Gostaria de entender como poderia uma decisão administrativa reconhecer um crédito tributário como inexistente, ou melhor, extinto na forma do art. 156, IX do CTN, e ser, ainda, passível de cobrança do eventual responsável tributário. O preceito estampado no art. 3º, § 1º da referida portaria tenta superar a incongruência, mas, novamente, só mostra a explícita tentativa de limitar o alcance legislativo e deixar campo aberto para a criatividade interpretativa na manutenção do crédito.

Ademais, a tentativa da portaria em limitar a benesse legislativa somente ao "crédito tributário", pelo que se tem notícia, parece delimitar a aplicação da nova regra do voto de qualidade a somente a exigência do tributo, deixando de lado autuações relacionadas a consectários legais (juros e multa), além de obrigações acessórias.

O referido entendimento é igualmente precário, pois, como qualquer estudante de direito tem conhecimento, o crédito tributário abarca todas as obrigações de dar (ou, como imperfeitamente chamadas, de "pagar"), o que inclui juros moratórios e eventuais penalidades pela ausência de recolhimento ou mesmo inadimplemento de obrigações acessórias.

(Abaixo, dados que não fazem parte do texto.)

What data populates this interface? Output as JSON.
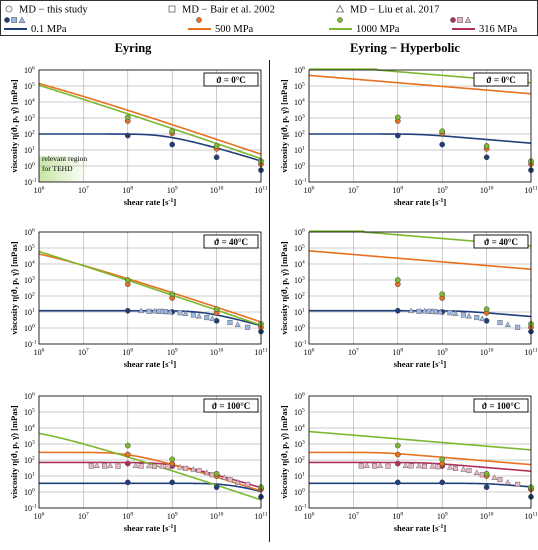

Ao final, tudo terá como propósito final alguma forma de crédito tributário. Não faz sentido afirmar, por exemplo, que penas de índole não-tributária, como a de perdimento, não sejam alcançadas, uma vez reconhecida a competência do CARF em tais matérias. Um simplório raciocínio a fortiori resolve nosso problema.

Enfim, ainda que consigamos encontrar situações hipotéticas nas quais o bizarro discriminem desejado pela portaria seja possível - e alguns colegas com quem conversei já se esforçaram para apresentar alguns - é evidente a tentativa de limitar o alcance legislativo, na já tradicional quebra de braço entre o legislador ordinário, o qual tem produzido normas fiscais mais benevolentes em diversos setores, e o Poder Executivo, que busca, pela via "interpretativa", limitar ou mesmo impedir a obtenção das vantagens.

Como já escrevi muitas vezes, críticas sobre eventuais benesses legislativas, especialmente quando possam, eventualmente, produzir privilégios e iniquidades, podem e devem ser questionadas pelas pessoas legitimadas e no fórum competente - o Poder Judiciário. Com o tamanho apego à literalidade legislativa no presente tema, não deixa de ser curioso como poderá o próprio fisco federal adotar clássicas máximas de desconsideração de planejamentos fiscais, como a prevalência da "essência sobre a forma". Ser literal somente quando interessa, pode ser a nova máxima.